Hier an der Badenerstrasse 409, drei Minuten vom Albisriederplatz entfernt, ist nun etwas Neues entstanden: Die Urban Equipe und die Raumbörse haben sich zusammengeschlossen und im leerstehenden Gebäude die «Badi 409» organisiert. Seit diesem September arbeiten verschiedene Kollektive und Menschen hier, bleiben dürfen sie voraussichtlich bis im Februar 2022. Danach soll das Gebäude abgerissen und ein neues Kinderheim gebaut werden.

Ort für sozialpolitische Kollektive und Menschen

Der schönste Raum im Haus, das «Planschbecken», befindet sich im Erdgeschoss. Den lichtdurchfluteten Raum dürfen alle Bewohner:innen gegen Nebenkosten nutzen. An der Wand hängen farbige Post-It. Ein Mitglied der Urban Equipe sammelt gerade Ideen für ein neues Projekt. Gleich nebenan hat der Verein, der sich für mehr Partizipation in der Stadtentwicklung einsetzt, ihr Büro.
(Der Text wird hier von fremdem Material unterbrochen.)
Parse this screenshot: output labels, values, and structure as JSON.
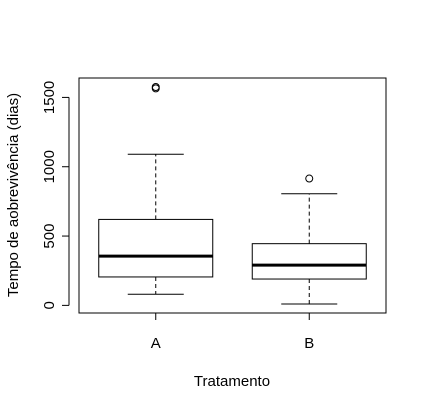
{
  "chart_data": {
    "type": "boxplot",
    "title": "",
    "xlabel": "Tratamento",
    "ylabel": "Tempo de aobrevivência (dias)",
    "ylim": [
      -55,
      1640
    ],
    "yticks": [
      0,
      500,
      1000,
      1500
    ],
    "yticklabels": [
      "0",
      "500",
      "1000",
      "1500"
    ],
    "categories": [
      "A",
      "B"
    ],
    "boxes": [
      {
        "category": "A",
        "whisker_low": 80,
        "q1": 205,
        "median": 355,
        "q3": 620,
        "whisker_high": 1090,
        "outliers": [
          1565,
          1575
        ]
      },
      {
        "category": "B",
        "whisker_low": 10,
        "q1": 190,
        "median": 290,
        "q3": 445,
        "whisker_high": 805,
        "outliers": [
          915
        ]
      }
    ],
    "grid": false
  }
}
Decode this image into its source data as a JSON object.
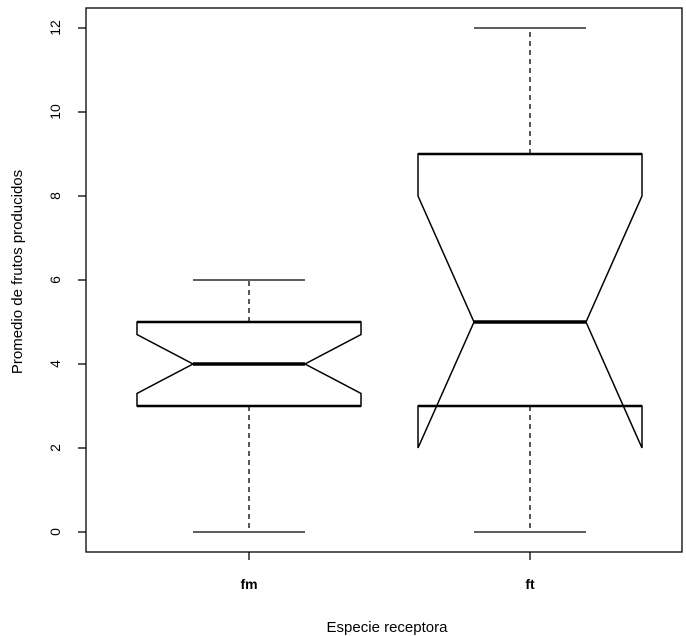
{
  "chart_data": {
    "type": "boxplot",
    "notched": true,
    "xlabel": "Especie receptora",
    "ylabel": "Promedio de frutos producidos",
    "ylim": [
      -0.5,
      12.4
    ],
    "yticks": [
      0,
      2,
      4,
      6,
      8,
      10,
      12
    ],
    "categories": [
      "fm",
      "ft"
    ],
    "boxes": [
      {
        "category": "fm",
        "min": 0,
        "q1": 3,
        "median": 4,
        "q3": 5,
        "max": 6,
        "notch_low": 3.3,
        "notch_high": 4.7
      },
      {
        "category": "ft",
        "min": 0,
        "q1": 3,
        "median": 5,
        "q3": 9,
        "max": 12,
        "notch_low": 2,
        "notch_high": 8
      }
    ]
  }
}
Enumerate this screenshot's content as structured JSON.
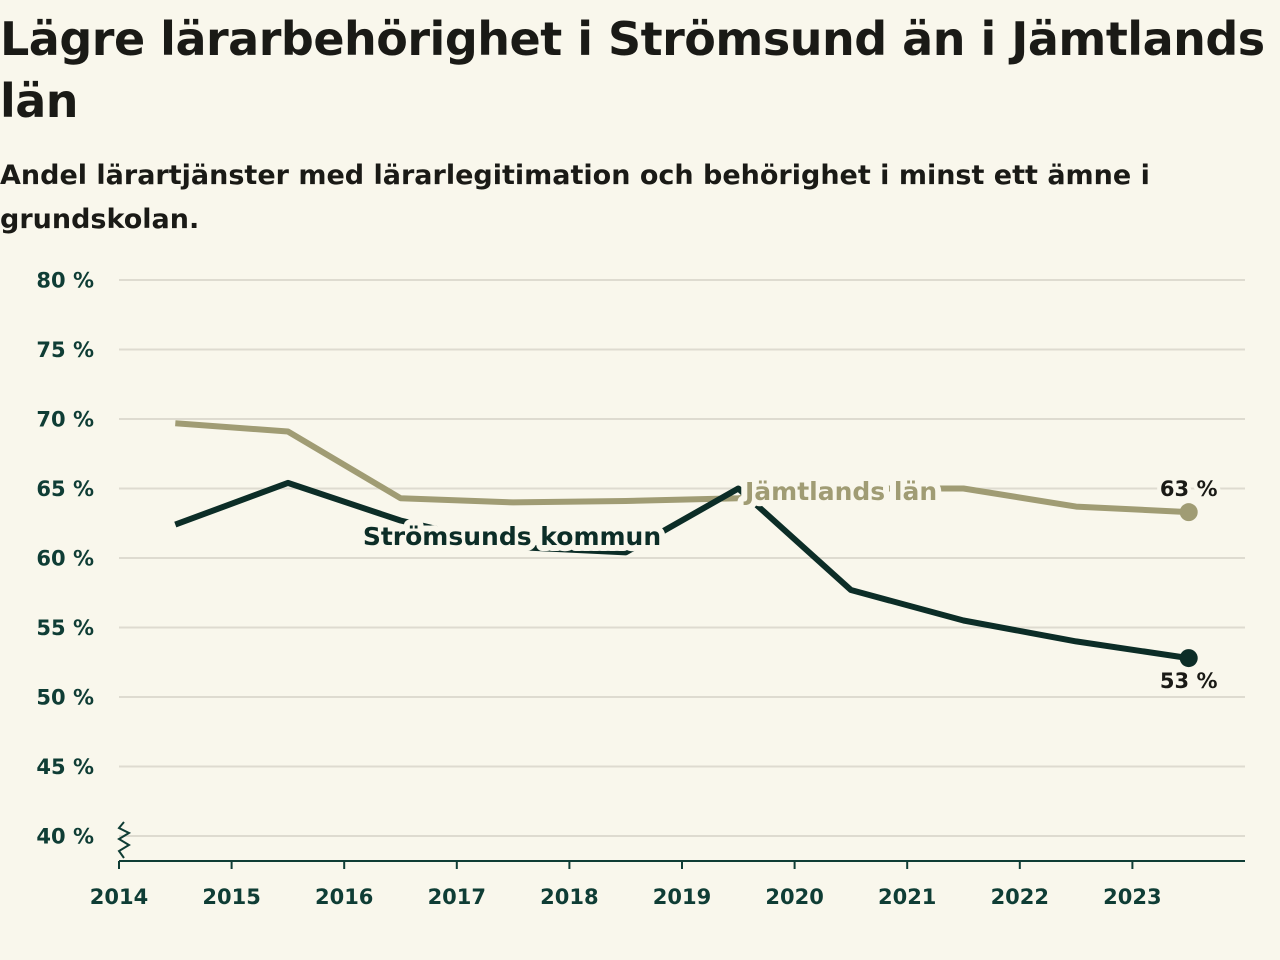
{
  "chart_data": {
    "type": "line",
    "title": "Lägre lärarbehörighet i Strömsund än i Jämtlands län",
    "subtitle": "Andel lärartjänster med lärarlegitimation och behörighet i minst ett ämne i grundskolan.",
    "xlabel": "",
    "ylabel": "",
    "x_ticks": [
      "2014",
      "2015",
      "2016",
      "2017",
      "2018",
      "2019",
      "2020",
      "2021",
      "2022",
      "2023"
    ],
    "y_ticks": [
      "40 %",
      "45 %",
      "50 %",
      "55 %",
      "60 %",
      "65 %",
      "70 %",
      "75 %",
      "80 %"
    ],
    "y_tick_values": [
      40,
      45,
      50,
      55,
      60,
      65,
      70,
      75,
      80
    ],
    "ylim": [
      40,
      80
    ],
    "xlim": [
      2014,
      2024
    ],
    "grid": true,
    "x": [
      2014.5,
      2015.5,
      2016.5,
      2017.5,
      2018.5,
      2019.5,
      2020.5,
      2021.5,
      2022.5,
      2023.5
    ],
    "series": [
      {
        "name": "Jämtlands län",
        "color": "#a09c74",
        "values": [
          69.7,
          69.1,
          64.3,
          64.0,
          64.1,
          64.3,
          65.0,
          65.0,
          63.7,
          63.3
        ],
        "end_label": "63 %"
      },
      {
        "name": "Strömsunds kommun",
        "color": "#0c2d27",
        "values": [
          62.4,
          65.4,
          62.7,
          60.8,
          60.4,
          65.0,
          57.7,
          55.5,
          54.0,
          52.8
        ],
        "end_label": "53 %"
      }
    ]
  }
}
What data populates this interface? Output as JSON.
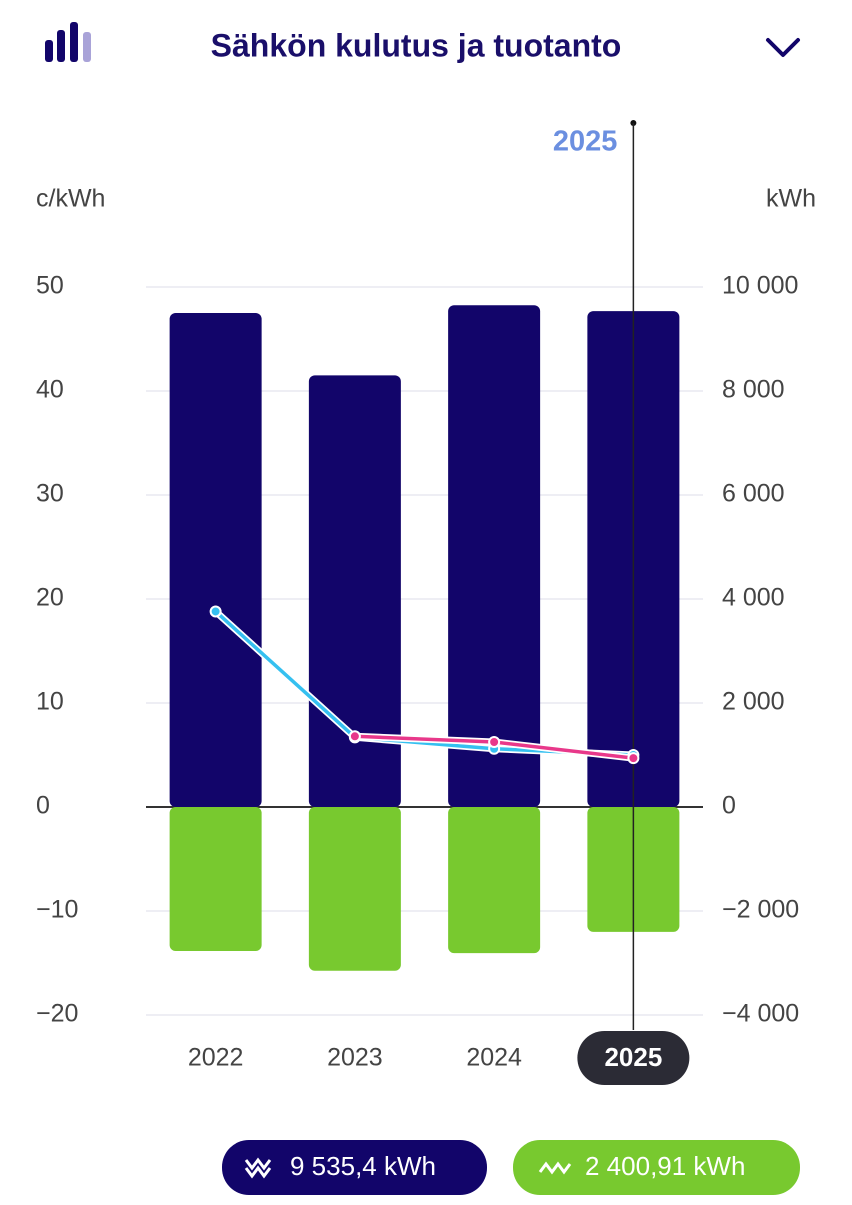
{
  "header": {
    "title": "Sähkön kulutus ja tuotanto"
  },
  "chart_data": {
    "type": "bar",
    "y_label": "c/kWh",
    "y2_label": "kWh",
    "categories": [
      "2022",
      "2023",
      "2024",
      "2025"
    ],
    "selected": 3,
    "series": [
      {
        "type": "bar",
        "color": "#12056a",
        "axis": "y2",
        "values": [
          9500,
          8300,
          9650,
          9535.4
        ]
      },
      {
        "type": "bar",
        "color": "#78c92f",
        "axis": "y2",
        "values": [
          -2770,
          -3150,
          -2810,
          -2400.91
        ]
      },
      {
        "type": "line",
        "color": "#35c0f0",
        "axis": "y",
        "values": [
          18.8,
          6.7,
          5.6,
          5.0
        ]
      },
      {
        "type": "line",
        "color": "#e8388a",
        "axis": "y",
        "values": [
          null,
          6.8,
          6.25,
          4.7
        ]
      }
    ],
    "ylim": [
      -20,
      50
    ],
    "yticks": [
      {
        "value": -20,
        "label": "−20"
      },
      {
        "value": -10,
        "label": "−10"
      },
      0,
      10,
      20,
      30,
      40,
      50
    ],
    "y2lim": [
      -4000,
      10000
    ],
    "y2ticks": [
      {
        "value": -4000,
        "label": "−4 000"
      },
      {
        "value": -2000,
        "label": "−2 000"
      },
      0,
      {
        "value": 2000,
        "label": "2 000"
      },
      {
        "value": 4000,
        "label": "4 000"
      },
      {
        "value": 6000,
        "label": "6 000"
      },
      {
        "value": 8000,
        "label": "8 000"
      },
      {
        "value": 10000,
        "label": "10 000"
      }
    ],
    "grid": true
  },
  "summary": [
    "9 535,4 kWh",
    "2 400,91 kWh"
  ]
}
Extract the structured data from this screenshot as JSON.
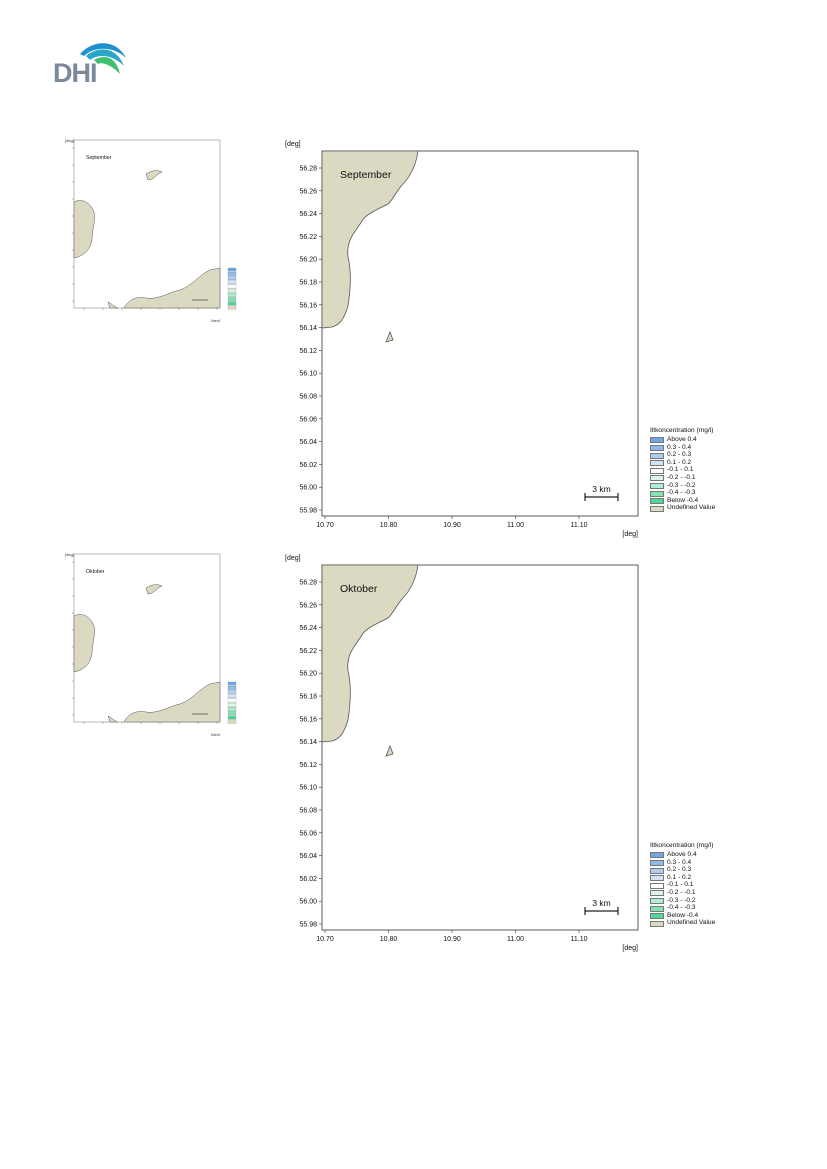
{
  "logo": {
    "text": "DHI"
  },
  "axis_unit": "[deg]",
  "x_ticks": [
    "10.70",
    "10.80",
    "10.90",
    "11.00",
    "11.10"
  ],
  "y_ticks": [
    "56.28",
    "56.26",
    "56.24",
    "56.22",
    "56.20",
    "56.18",
    "56.16",
    "56.14",
    "56.12",
    "56.10",
    "56.08",
    "56.06",
    "56.04",
    "56.02",
    "56.00",
    "55.98"
  ],
  "scalebar_label": "3 km",
  "legend": {
    "title": "Iltkoncentration (mg/l)",
    "entries": [
      {
        "label": "Above  0.4",
        "color": "#6fa6e8"
      },
      {
        "label": "0.3 -  0.4",
        "color": "#8fb9ec"
      },
      {
        "label": "0.2 -  0.3",
        "color": "#b0cdf1"
      },
      {
        "label": "0.1 -  0.2",
        "color": "#d3e3f7"
      },
      {
        "label": "-0.1 -  0.1",
        "color": "#ffffff"
      },
      {
        "label": "-0.2 - -0.1",
        "color": "#d8f5e6"
      },
      {
        "label": "-0.3 - -0.2",
        "color": "#b0edcf"
      },
      {
        "label": "-0.4 - -0.3",
        "color": "#82e3b5"
      },
      {
        "label": "Below -0.4",
        "color": "#4fd69a"
      },
      {
        "label": "Undefined Value",
        "color": "#dcd9c2"
      }
    ]
  },
  "thumbs": [
    {
      "title": "September"
    },
    {
      "title": "Oktober"
    }
  ],
  "maps": [
    {
      "title": "September"
    },
    {
      "title": "Oktober"
    }
  ],
  "colors": {
    "land": "#dcd9c2",
    "land_stroke": "#555555",
    "logo_gray": "#7a8a9a",
    "logo_blue": "#1f8fd0",
    "logo_green": "#3fbf6f"
  }
}
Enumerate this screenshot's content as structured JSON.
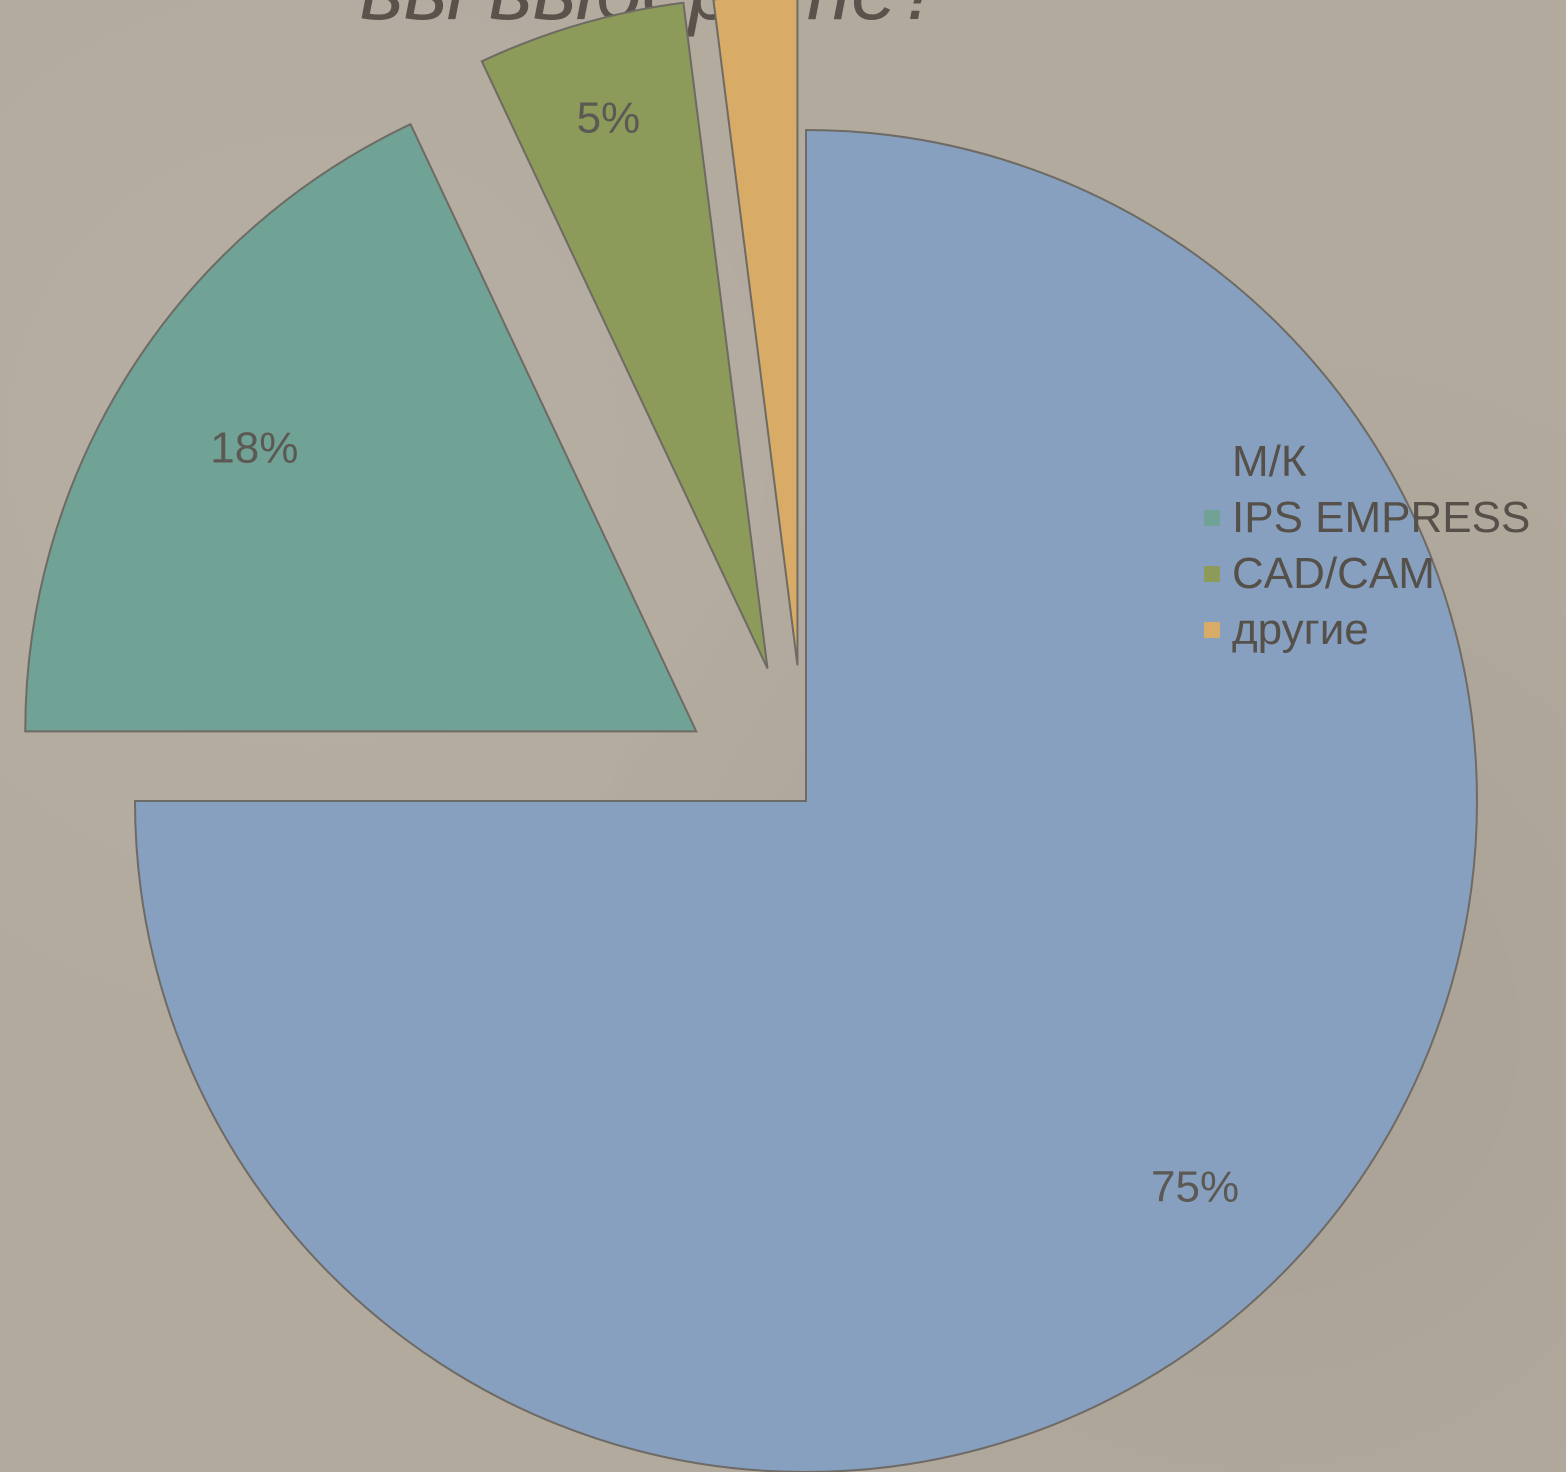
{
  "title": "вы выберете?",
  "chart_data": {
    "type": "pie",
    "categories": [
      "М/К",
      "IPS EMPRESS",
      "CAD/CAM",
      "другие"
    ],
    "values": [
      75,
      18,
      5,
      2
    ],
    "data_labels": [
      "75%",
      "18%",
      "5%",
      ""
    ],
    "colors": [
      "#88a0bf",
      "#70a295",
      "#8c9a5a",
      "#d8ab67"
    ],
    "exploded": true,
    "legend_position": "right"
  }
}
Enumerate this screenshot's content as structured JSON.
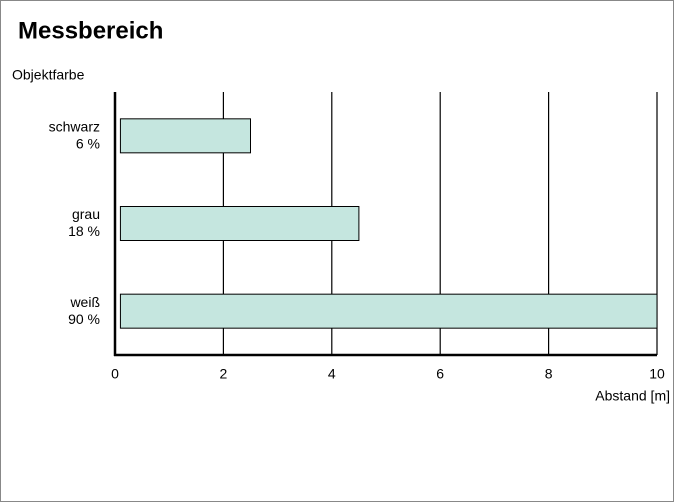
{
  "chart_data": {
    "type": "range-bar",
    "title": "Messbereich",
    "y_label": "Objektfarbe",
    "x_label": "Abstand [m]",
    "categories": [
      [
        "schwarz",
        "6 %"
      ],
      [
        "grau",
        "18 %"
      ],
      [
        "weiß",
        "90 %"
      ]
    ],
    "values": [
      [
        0.1,
        2.5
      ],
      [
        0.1,
        4.5
      ],
      [
        0.1,
        10
      ]
    ],
    "color": "#c5e6df",
    "xlim": [
      0,
      10
    ],
    "xticks": [
      0,
      2,
      4,
      6,
      8,
      10
    ],
    "grid": true
  }
}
So auch Sabeth. Sie erzählt über die «Badi 409». «Bei der Ausschreibung waren wir auf der Suche nach Menschen oder Kollektiven, die sich im sozialen oder politischen Bereich engagieren». Dies sei auch ganz im Sinne des Evangelischen Frauenbunds Zürich, dem dieses Haus gehört. Ausserdem sei ihnen wichtig gewesen, dass hier Menschen jeglichen Alters einen Raum mieten dürfen.

Rund 100 Personen teilen sich nun das 1'400 Quadratmeter grosse Haus, das in sechs Atelier-Cluster unterteilt ist. Ein Cluster umfasst fünf bis sechs Zimmer, sowie ein Bad und eine Küche. Die Cluster sind nach Tiernamen benannt, auch ein Überbleibsel der jungen Bewohner:innen. Ein Zimmer kostet etwa 100 Franken im Monat. Auch die Keller werden benutzt, um Kunst aufzubewahren, zu basteln oder zu werken. Auch ein Fahrrad, das jeweils Ende Monat an der Critical Mass seinen Einsatz hat, findet im Keller seinen Platz.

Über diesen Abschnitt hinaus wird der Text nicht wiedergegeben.